Search Unity

why passing a vector to fragment for calculation causes problems?

Discussion in 'Shaders' started by tswalk, Apr 21, 2014.

  1. tswalk

    tswalk

    Joined:
    Jul 27, 2013
    Posts:
    1,109
    I came across a strange issue when trying to build a custom shader for use with D3D11 level 9.1 for use on the surface ARM device (uses Tegra 3) that I really just can not explain, so I hope someone can shed some light on the reason why this is happening.

    I attempted to implement some of the techniques I've read, to do vertex lit calculations for specular and apply the contribution in the fragment portion to sacrifice quality for speed.

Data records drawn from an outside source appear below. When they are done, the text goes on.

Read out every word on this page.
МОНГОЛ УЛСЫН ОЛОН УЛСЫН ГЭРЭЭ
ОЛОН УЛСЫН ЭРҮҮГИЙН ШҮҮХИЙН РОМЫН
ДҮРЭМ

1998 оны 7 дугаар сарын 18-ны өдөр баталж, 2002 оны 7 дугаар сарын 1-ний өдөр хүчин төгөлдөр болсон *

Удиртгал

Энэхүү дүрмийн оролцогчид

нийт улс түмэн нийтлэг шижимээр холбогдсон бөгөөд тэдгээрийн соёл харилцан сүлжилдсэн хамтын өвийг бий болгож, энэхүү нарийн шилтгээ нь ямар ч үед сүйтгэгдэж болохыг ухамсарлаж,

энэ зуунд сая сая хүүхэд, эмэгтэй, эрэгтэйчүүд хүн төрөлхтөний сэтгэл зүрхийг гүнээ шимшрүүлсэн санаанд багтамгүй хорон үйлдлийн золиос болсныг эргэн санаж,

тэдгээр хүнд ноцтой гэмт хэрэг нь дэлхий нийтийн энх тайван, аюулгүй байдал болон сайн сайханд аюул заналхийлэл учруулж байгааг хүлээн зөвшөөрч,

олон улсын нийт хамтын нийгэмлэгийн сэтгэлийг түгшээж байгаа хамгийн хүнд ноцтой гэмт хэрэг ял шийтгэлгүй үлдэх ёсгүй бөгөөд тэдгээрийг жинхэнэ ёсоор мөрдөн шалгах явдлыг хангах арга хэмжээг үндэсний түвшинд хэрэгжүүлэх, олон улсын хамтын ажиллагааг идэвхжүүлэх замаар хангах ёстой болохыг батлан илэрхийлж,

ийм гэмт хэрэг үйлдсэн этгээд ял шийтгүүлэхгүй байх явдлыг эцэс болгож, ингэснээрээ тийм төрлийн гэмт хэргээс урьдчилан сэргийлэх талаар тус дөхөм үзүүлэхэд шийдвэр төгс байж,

However, it seemed that no matter what fakery I employed, nothing was bumping my frame rates above 30FPS. I tried the BRDF other LUT techniques, raw calculations, I even tried a home brewed (yet weird) ShadeSH9 variation... nothing was working until I was about to hulk smash and then noticed this:


    (this is in general a standard passing of the specular float3 value from vertex to fragment)
    30FPS

    Code (csharp):
    1.  
    2. // float3 from vertex to fragment of o.spec
    3. diffuse.rgb *= (rSH.rgb + lightmap.rgb);  // diffuse * (normal map + lightmap)
    4. diffuse.rgb += i.spec * cSG.r; // diffuse + (specularity * mask)
    5. return float4(diffuse, 1);
    6. // 24 instructions, 4 temp regs, 0 temp arrays:
    7. // ALU 17 float, 0 int, 0 uint
    8. // TEX 4 (0 load, 0 comp, 0 bias, 0 grad)
    9. // FLOW 1 static, 0 dynamic
    10. // "ps_4_0_level_9_1
    11.  
    (this passes the specular as only a float value from vertex to fragment, it was my hail-mary pass to try to optimize)
    60FPS

    Code (csharp):
    1.  
    2. // float from vertex to fragment of o.spec (converted to float3)
    3. diffuse.rgb *= (rSH.rgb + lightmap.rgb);  // diffuse * (normal map + lightmap)
    4. float3 nspec = float3(i.spec, i.spec, i.spec);  //rebuild float3... magic happens.
    5. diffuse.rgb += nspec * cSG.r; // diffuse + (specularity * mask)
    6. // 24 instructions, 4 temp regs, 0 temp arrays:
    7. // ALU 17 float, 0 int, 0 uint
    8. // TEX 4 (0 load, 0 comp, 0 bias, 0 grad)
    9. // FLOW 1 static, 0 dynamic
    10. // "ps_4_0_level_9_1
    11.  
    hmmm, hulk no smash. its' a free operation apparently, but yet yields so much... yes, an additional 30 frames per second. how odd.

    I thought it must have something to do with my texture, perhaps its' not compressed right or i'm doing something goofy. Changing compression methods did not change anything. However, using different combinations of smearing did!

    the cSG variable from above is a simple tex2D grab:

    Code (csharp):
    1. float4 cSG = tex2D(_myimage, i.uv0);

    here's some of my notes:

    Code (csharp):
    1.  
    2. // d+= float * float ok! 60fps
    3. // d+= float3 * float4 bad! if float3 is passed from vert to frag
    4. // d+= float3 * float4 flaky! if float is passed and float3 is built in frag and float4 is smeared cSG.rgaa ~45fps (bounces between 55  35)
    5. // d+= float3 * float4 ok! (solid 60fps) if float3 is built in frag and float4 is smeared cSG.rgga
    6. // d+= float3 * float4 ok! (solid 60fps) if float3 is built in frag and float4 is smeared cSG.rrrg, where "gloss channel (G)" is used as an additional masking
    7. // d+= float4 * float bad! 30fps (i.spec * cSG.r) where spec is float4
    8. // d+= float3 * float bad! 30fps (i.spec * cSG.r) where spec is float3  <<this is what I was originally after
    9. // d+= float3 * float3 bad! 30fps (i.spec * cSG.rrr)
    10.  
    without going through all the troubles of frame captures, and drawcall debugging in visual studio for each combination above to try to get the bytecode... is there any reason for this strange behavior?

    if it possibly a bug, i'll do some bytecode dumps and submit a simple repo... otherwise, if there is a simple answer (since I'm still learning this).. i'll take my lesson and move on.